Читать «По Руси» онлайн - страница 153

Максим Горький

Постукивая палкой по стволу дерева, клоун запел, тихонько и молитвенно:

— Оун, доун, лоун, дир…

Лицо его было грустно и серьезно, брови сдвинулись; странные звуки песни вызвали у меня какое-то боязливое настроение, — мне захотелось проводить этого человека домой, на ярмарку.

Вдруг откуда-то явилась сердитая шершавая собака. Она прошла мимо клоуна, села в двух шагах от него на пыльной траве и, протяжно зевнув, покосилась на него, — клоун выпрямился и, приложив трость к плечу, прицелился в собаку, как из ружья.

— Урр, — тихонько зарычала собака.

— Рр — гау! — ответил клоун на хорошем собачьем языке. Собака встала и обиженно ушла, а он оглянулся и, заметив меня под деревом, дружески подмигнул мне.

Он был одет щегольски, как всегда, — в длинный серый сюртук и такие же брюки, на голове блестящий цилиндр, на ногах красивые ботинки. Я подумал, что только клоун, одевшись по-барски, может вести себя на улице, как мальчишка. И вообще мне казалось, что этот человек, чужой всем, лишенный языка, чувствует себя так свободно в суете города и ярмарки лишь потому, что он — клоун.

Он ходил по панелям, как важная персона, никому не уступая дороги, сторонясь только перед женщинами. И я видел, что, когда кто-либо в толпе касался его локтем или плечом, он всегда, спокойно и брезгливо, что-то смахивал рукою в перчатке с того места, которого коснулся чужой. Серьезные русские и иные люди толкались беззаботно и, даже наскакивая на нос друг другу, — не извинялись, не приподнимали картузов и шляп вежливым жестом. В походке серьезных людей было нечто слепое, обреченное, — всякий ясно видел, что люди торопятся и у них нет времени уступить дорогу другим.

А клоун гуляет беззаботно, как сытый ворон на поле битвы, и мне кажется, что он своей вежливостью хочет смутить и уничтожить всех на своем пути. Это — или, может быть, нечто другое в нем — неприятно задевало меня.
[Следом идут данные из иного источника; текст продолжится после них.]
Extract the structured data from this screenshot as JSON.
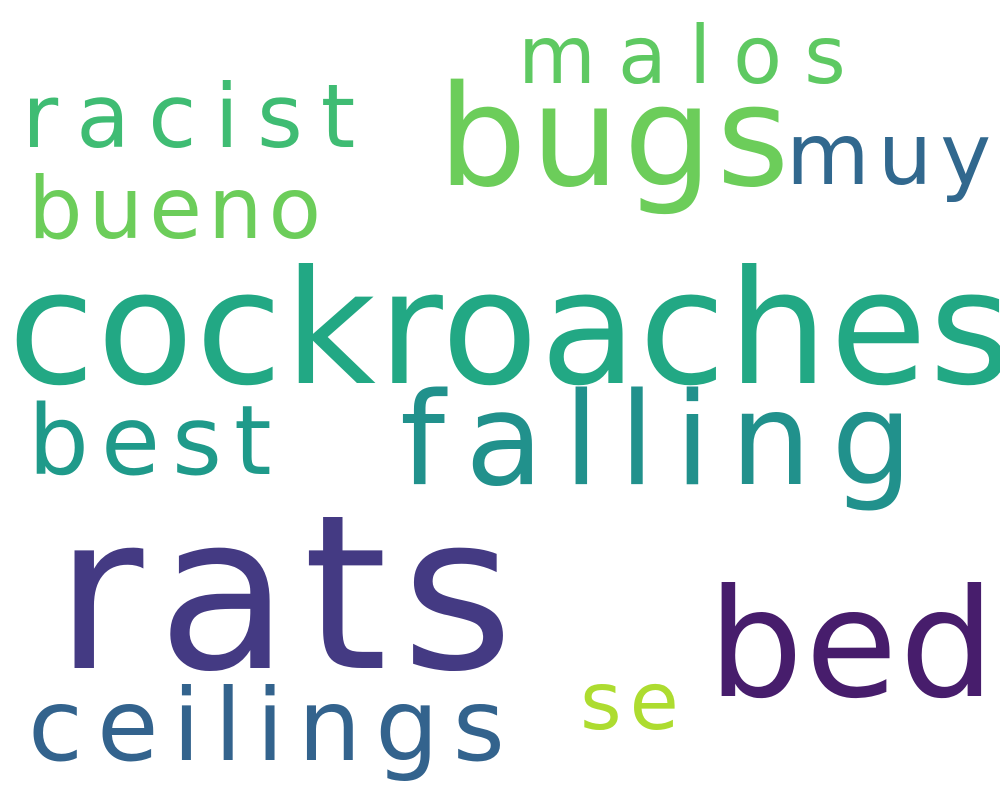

Разумеется, он видел, что люди грубы, понимал, что они походя оскорбляют друг друга грязной бранью, — не мог он не видеть и не понимать этого. Но он проходил сквозь потоки людей на панелях, как будто ничего ке видя, не понимая, и я сердито думал:

«Притворяешься, не верю я тебе…»

Но я счел себя положительно обиженным, заметив однажды, как этот щеголь помог встать пьяному, которого опрокинула лошадь, поставил его на ноги и тотчас, сняв осторожными движениями пальцев свои желтые перчатки, бросил их в грязь.

Парадное представление в цирке кончилось позднее полуночи. Был конец августа; из черной пустоты над однообразными рядами зданий ярмарки сыпался мелкой стеклянной пылью осенний дождь. Мутные пятна фонарей таяли в сыром воздухе. По избитой мостовой гремели колеса пролеток, орала толпа дешевой публики, вытекая из боковых дверей цирка.

Клоун вышел на улицу одетый в длинное мохнатое пальто, в такой же мохнатой фуражке на голове, с тростью под мышкой. Взглянув вверх, в темноту, он вынул руки из карманов, поднял воротник пальто и, как всегда, не торопясь, но спорыми шагами пошел через площадь.